This week saw the publication of the long-awaited report on the NHS’s long-term workforce strategy. To be honest, it was bit of a damp squib for GPs. There was the push to make pensions more flexible – although accountants soon questioned how successful this would be.
There were another couple of ideas – a new fellowship scheme for newly qualified GPs, and a commitment to promote the potential for working portfolio careers for GPs. I can’t criticise this – I said much the same last year.
Yet the interim report seemed to kick the can down the road, promising that there will be more on GP recruitment strategy when the final report is published.
I fear we may be getting to the point where one of these radical measures will be on the table
I can’t accuse NHS England of not understanding the problem, or not trying solutions. There have been plenty: international GP recruitment, incentives for GPs to stay on or return to practice, marketing campaigns geared towards medical graduates, etc. In fairness, they have managed to increase the number of GP trainees to record numbers.
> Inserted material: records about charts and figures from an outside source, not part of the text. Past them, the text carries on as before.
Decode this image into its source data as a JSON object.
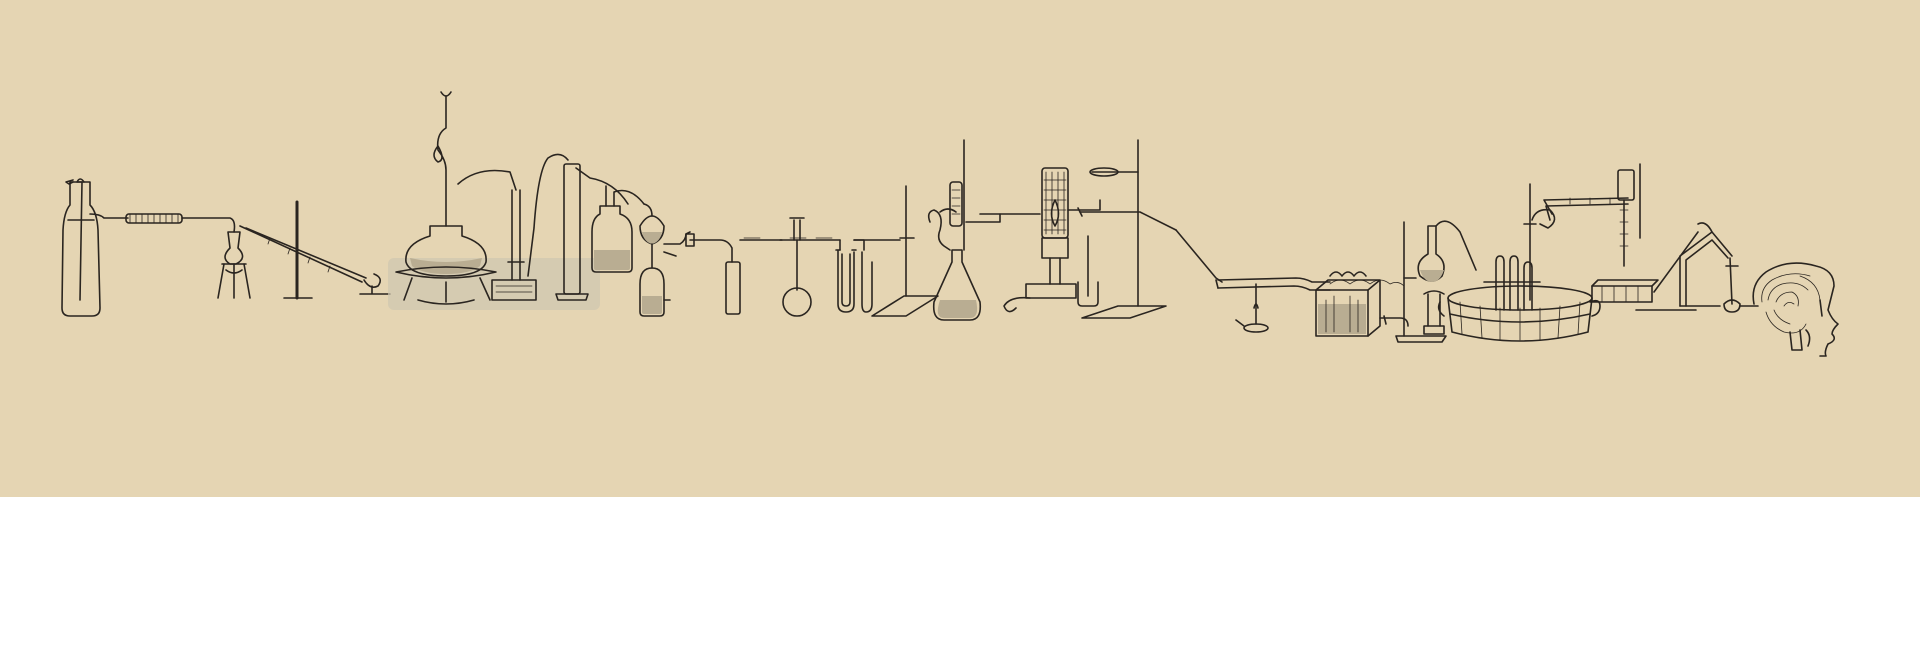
{
  "illustration": {
    "subject": "lab-apparatus-chain-to-brain",
    "background_color": "#e5d5b3",
    "ink_color": "#2a2520",
    "glass_color": "#cfc6b0",
    "liquid_color": "#b9ad92",
    "lower_area_color": "#ffffff"
  }
}
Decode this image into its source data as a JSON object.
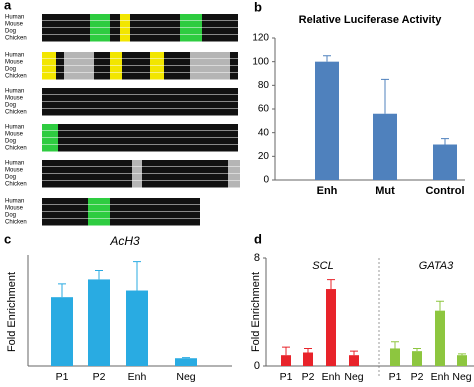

But let’s face it, all these solutions are having minimal impact as last week’s updated figures on workforce showed – even those trainees are not guaranteed to stay on, and won’t be ready for a while anyhow.
It may be that there are no solutions left that we can do in the current environment. It will need radical changes – some I am comfortable with, others I am not. For example: huge investment, which seems obvious, but is not going to happen in the current environment; a cap on workload, which has its problems; charging for care, which is highly undesirable; or ditching the partnership model, which would carry the risk of removing everything that is good about general practice.
I fear we may be getting to the point where one of these radical measures (and I don’t mean extra investment) will be on the table.